Danach residierten die Eheleute in Urach – Württemberg war seit 1442 auch formal in zwei Landesteile gespalten – und Mechthild brachte mehrere Kinder zur Welt, darunter 1445 den späteren Eberhard im Bart. Am 23. oder 24. September 1450 starb Ludwig und Mechthild war mit 30 Jahren Witwe.
Die junge Witwe hatte es nicht leicht
Am Uracher Hof war durch den Tod des Mannes ihr Einfluss gschwächt und ihr Schwager Graf Ulrich von Württemberg mit dem Beinamen der Vielgeliebte versuchte die Vormundschaft über die vaterlosen Grafenkinder zu bekommen.

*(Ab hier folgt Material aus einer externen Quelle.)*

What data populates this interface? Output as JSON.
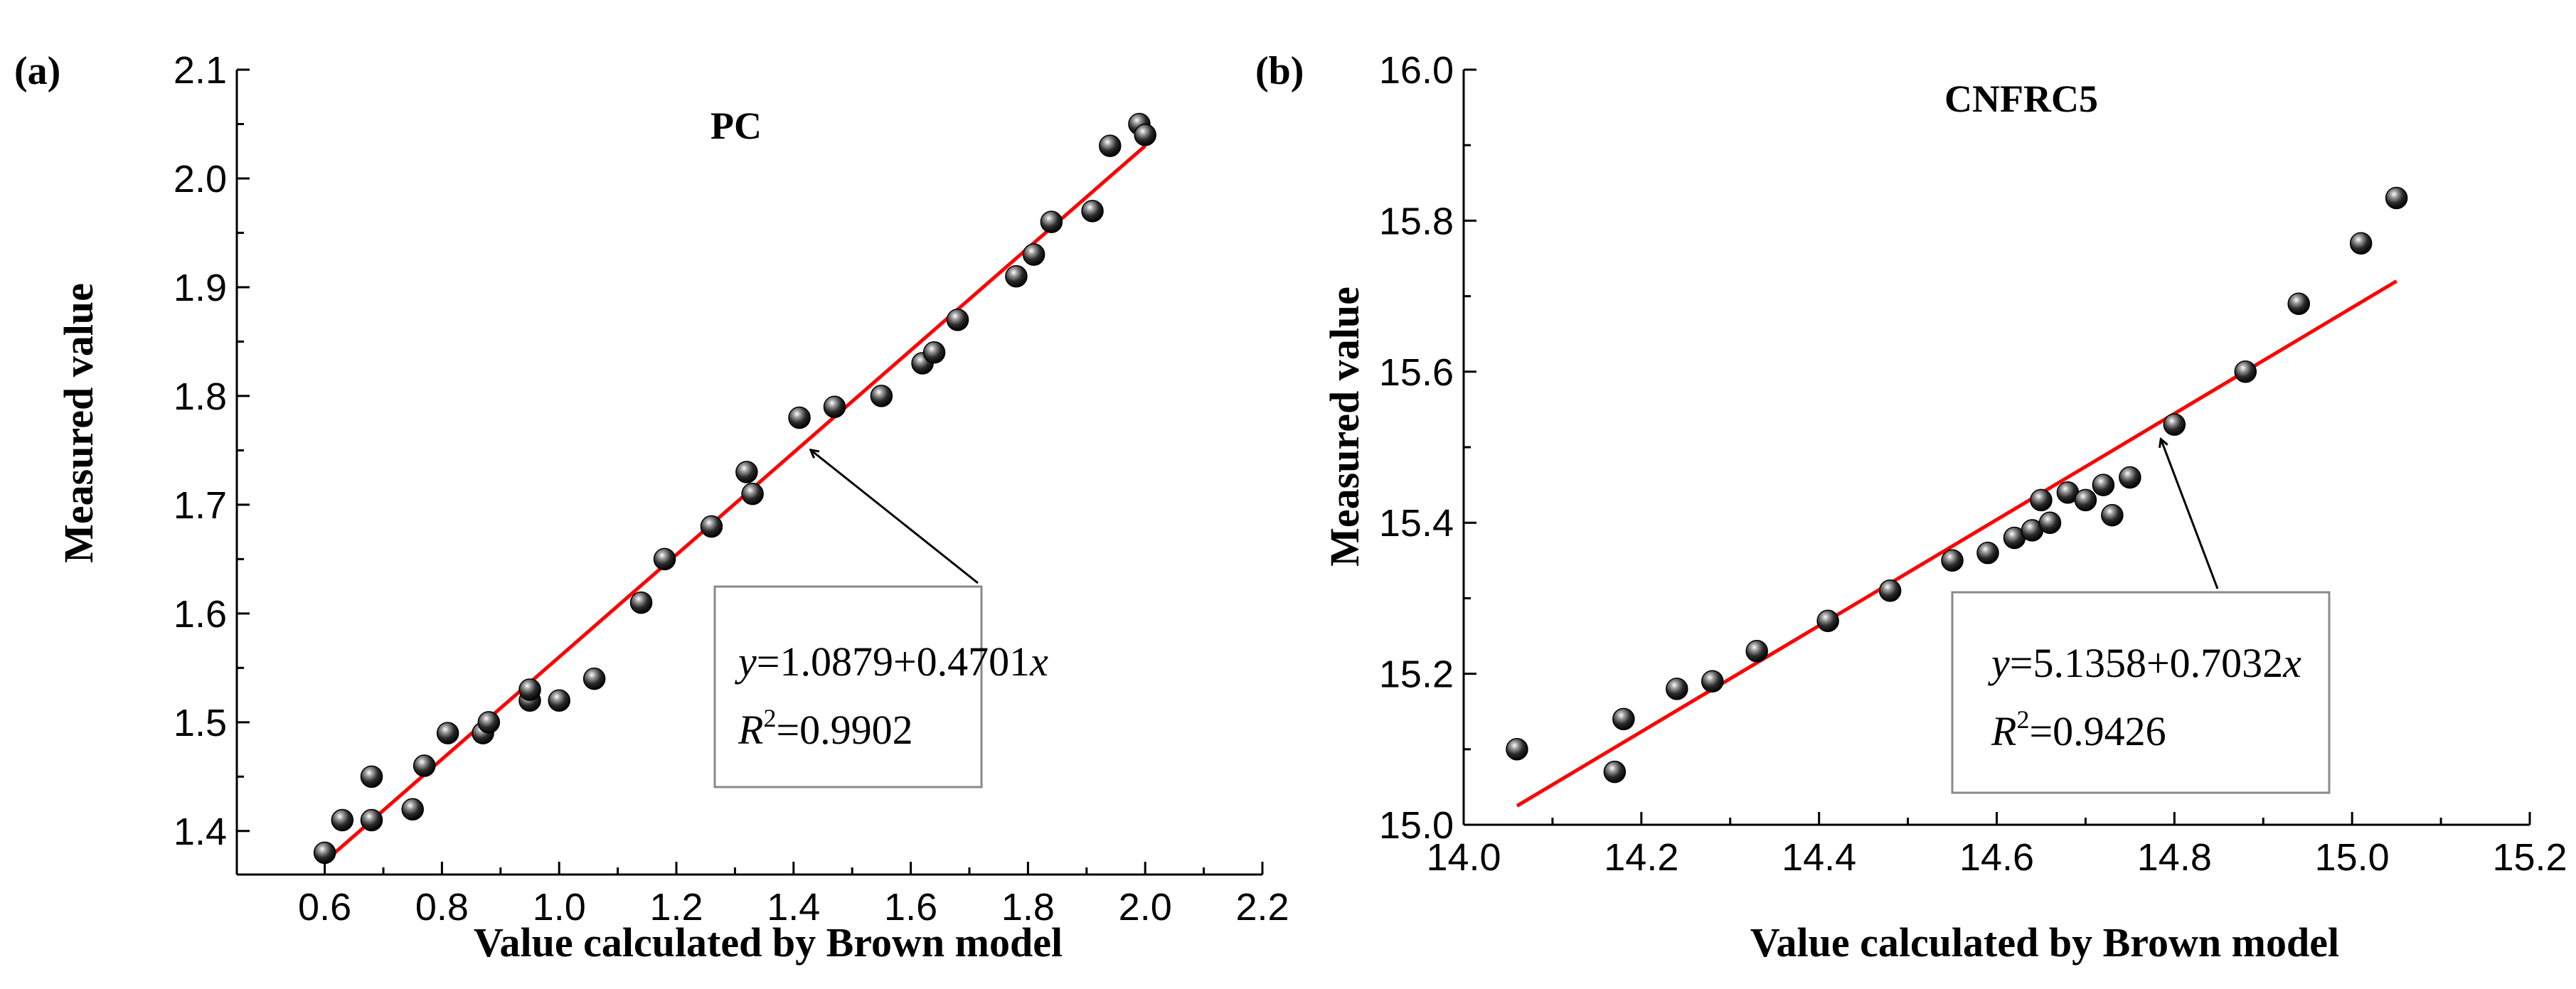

Nicht zuletzt aus diesen Gründen zog sie sich 1450 auf ihren Witwensitz nach Böblingen zurück, das ihre Residenzstadt wurde. Bei ihrer Eheschließung wurden ihr nämlich Böblingen, Sindelfingen sowie Dagersheim und eine Reihe weiterer Orte als Witwengut versprochen. So konnte sie auf der Böblinger Burg residieren und von den Einnahmen ihrer Besitzungen leben.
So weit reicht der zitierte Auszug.